Atsushi Nakajima

Atsushi Nakajima (Japanese中 岛 敦; born May 5, 1909 in Yotsuya; † December 4, 1942 ) was a Japanese writer.

Nakajima studied after attending the high school from 1930 to 1934 Japanese literature at the University of Tokyo. Then he taught until 1941 at the Women's High School in Yokohama. During this time he made his debut as a writer with the narrative Toragari which he submitted in 1934 to a competition for young writers of the magazine Chūō Coron.

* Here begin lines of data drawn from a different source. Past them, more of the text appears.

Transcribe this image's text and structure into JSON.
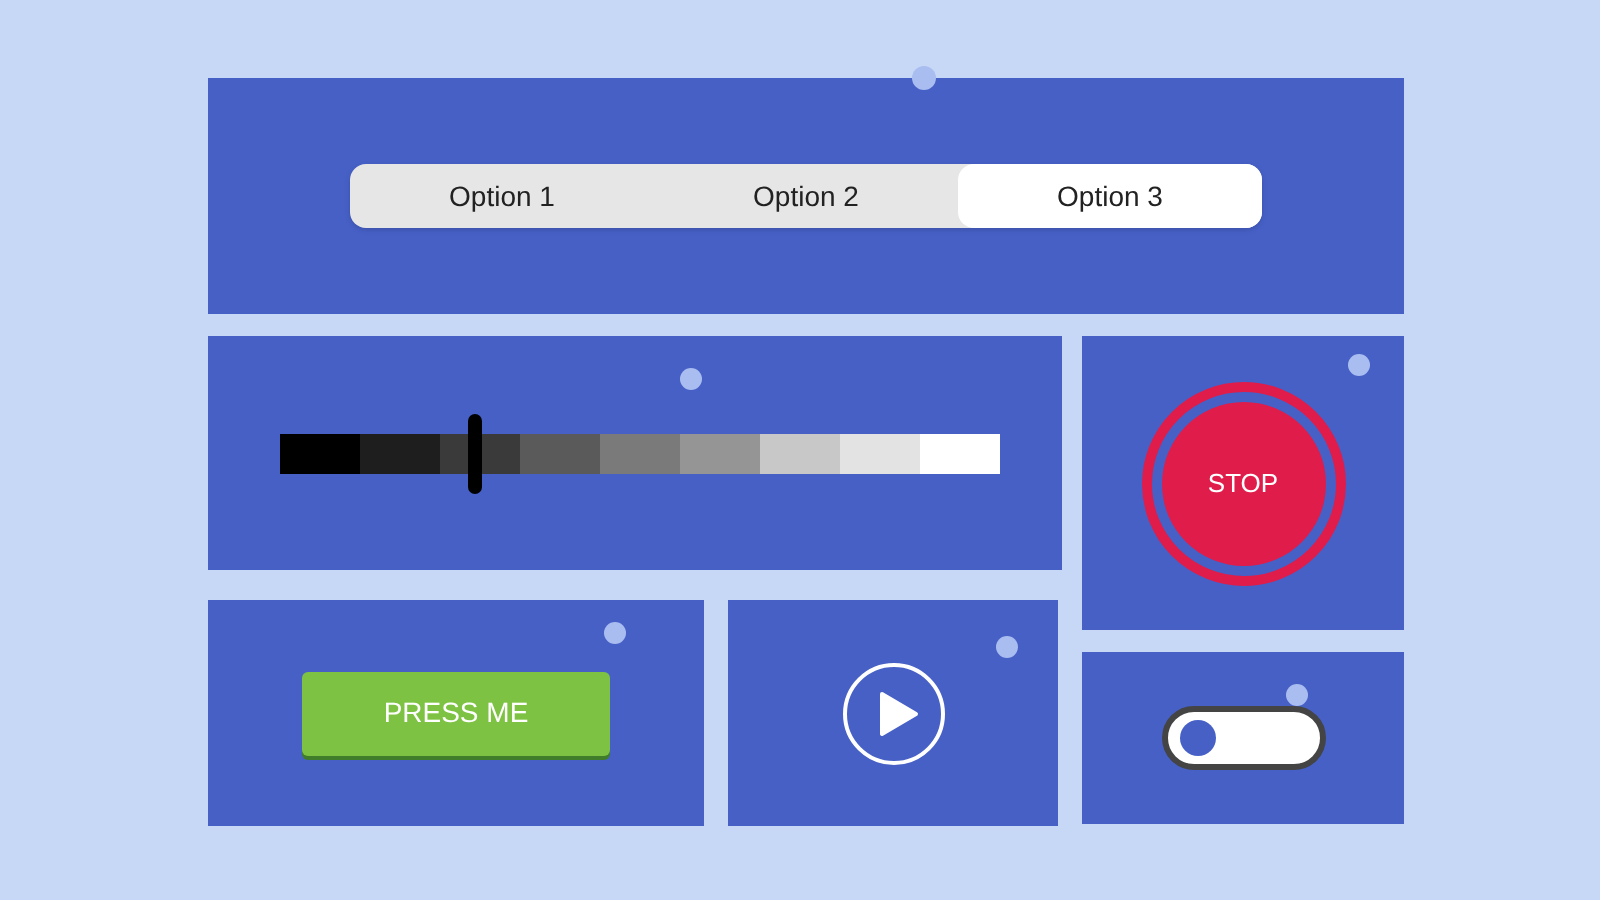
{
  "segmented_control": {
    "options": [
      {
        "label": "Option 1",
        "selected": false
      },
      {
        "label": "Option 2",
        "selected": false
      },
      {
        "label": "Option 3",
        "selected": true
      }
    ]
  },
  "grayscale_slider": {
    "level": 0.27
  },
  "stop_button": {
    "label": "STOP"
  },
  "press_button": {
    "label": "PRESS ME"
  },
  "play_button": {
    "kind": "play"
  },
  "toggle": {
    "on": false
  }
}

From 1941 Nakajima lived on the Palau Islands and taught the children of the members of the Japanese occupation administration there. Here he completed the Novella Tsushitara no shi about the life of Robert Louis Stevenson. His story Hikari to kaze to yume was nominated for the Akutagawa Prize.

In March 1942, Nakajima, who suffered all his life from asthma, returned for health reasons to Japan in order to devote himself entirely to writing. However, he died the same year from the effects of his illness. He left only a narrow literary work consisting of a few short stories and a biographical essay on the life of Stevenson in Samoa ( Riryō, published in 1943) is.

As one of the first Japanese writer Nakajima rezipierte the work of Franz Kafka, as its from its transformation influenced the narrative Rōshitsuki (published in 1942) occupied. The edition of his complete works Nakajima Atsuji Zenshu in 1949 awarded the Mainichi Cultural Prize.